IBM drives management

IBM has released Tivoli Identity Manager, a software solution designed to provide organisations with a centralised point to monitor user identities, and manage access to corporate IT systems, reports V3.

IBM says its latest version of Tivoli Identity Manager could help organisations reduce costs by tying together role, entitlement and identity management, separation of duties and access certification capabilities.

Venkat Raghavan, director of , and compliance at IBM Tivoli, says: "Integrating governance and provisioning within IBM's identity and access management software simplifies user administration and compliance controls for our clients, while at the same time guarding against security threats."

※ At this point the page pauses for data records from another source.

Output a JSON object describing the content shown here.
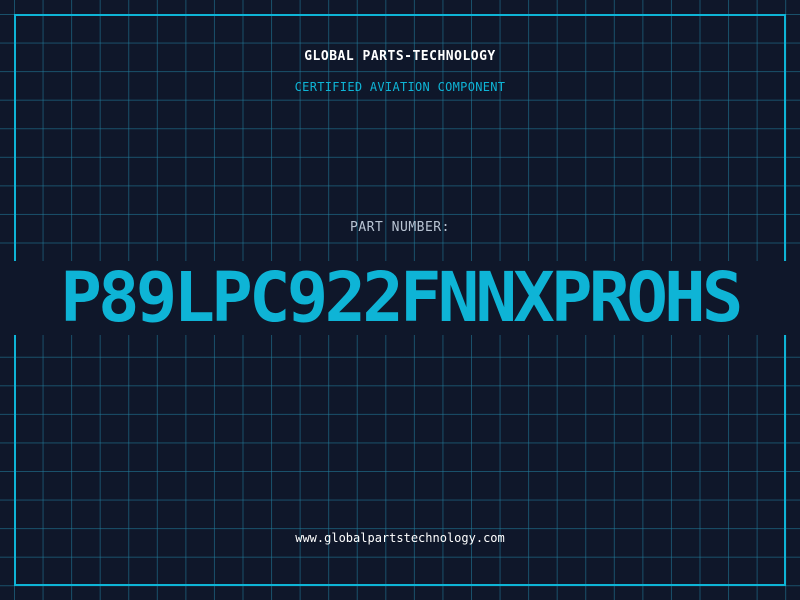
{
  "header": {
    "company": "GLOBAL PARTS-TECHNOLOGY",
    "subtitle": "CERTIFIED AVIATION COMPONENT"
  },
  "part": {
    "label": "PART NUMBER:",
    "number": "P89LPC922FNNXPROHS"
  },
  "footer": {
    "website": "www.globalpartstechnology.com"
  },
  "colors": {
    "background": "#0f172a",
    "accent": "#0eb4d6",
    "grid": "#2280a0",
    "text": "#ffffff",
    "label": "#b9c4d3"
  }
}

PalmTree snaps up e-Gility

PalmTree, a provider in business process improvement services, has revealed its new wholly owned subsidiary, e-Gility, as part of its plans to expand into the governance risk and compliance market, says PR USA.

Joan Flynn, CEO of PalmTree, says its new solution aims to streamline audit, governance, risk and compliance requirements.

The e-governance product provides companies with a customised solution to reduce the cost and simplify the process associated with compliance.

CROs rate reputation as top concern

Reputational risk is the biggest concern for UK asset management chief risk officers (CROs), according to research by Ernst & Young, states Opalesque.

Dr Anthony Kirby, director in the Ernst & Young regulatory and risk management practice, says: “Asset management firms are facing increasingly severe risks as the recession continues. Failing to get CROs involved in new product development or the strategic direction process could result further down the line in disgruntled clients and investors or worse.”

The firm notes that most companies are taking risk assessments more frequently and that risk managers are moving beyond conventional credit ratings, instead using credit default swap prices to gauge risk.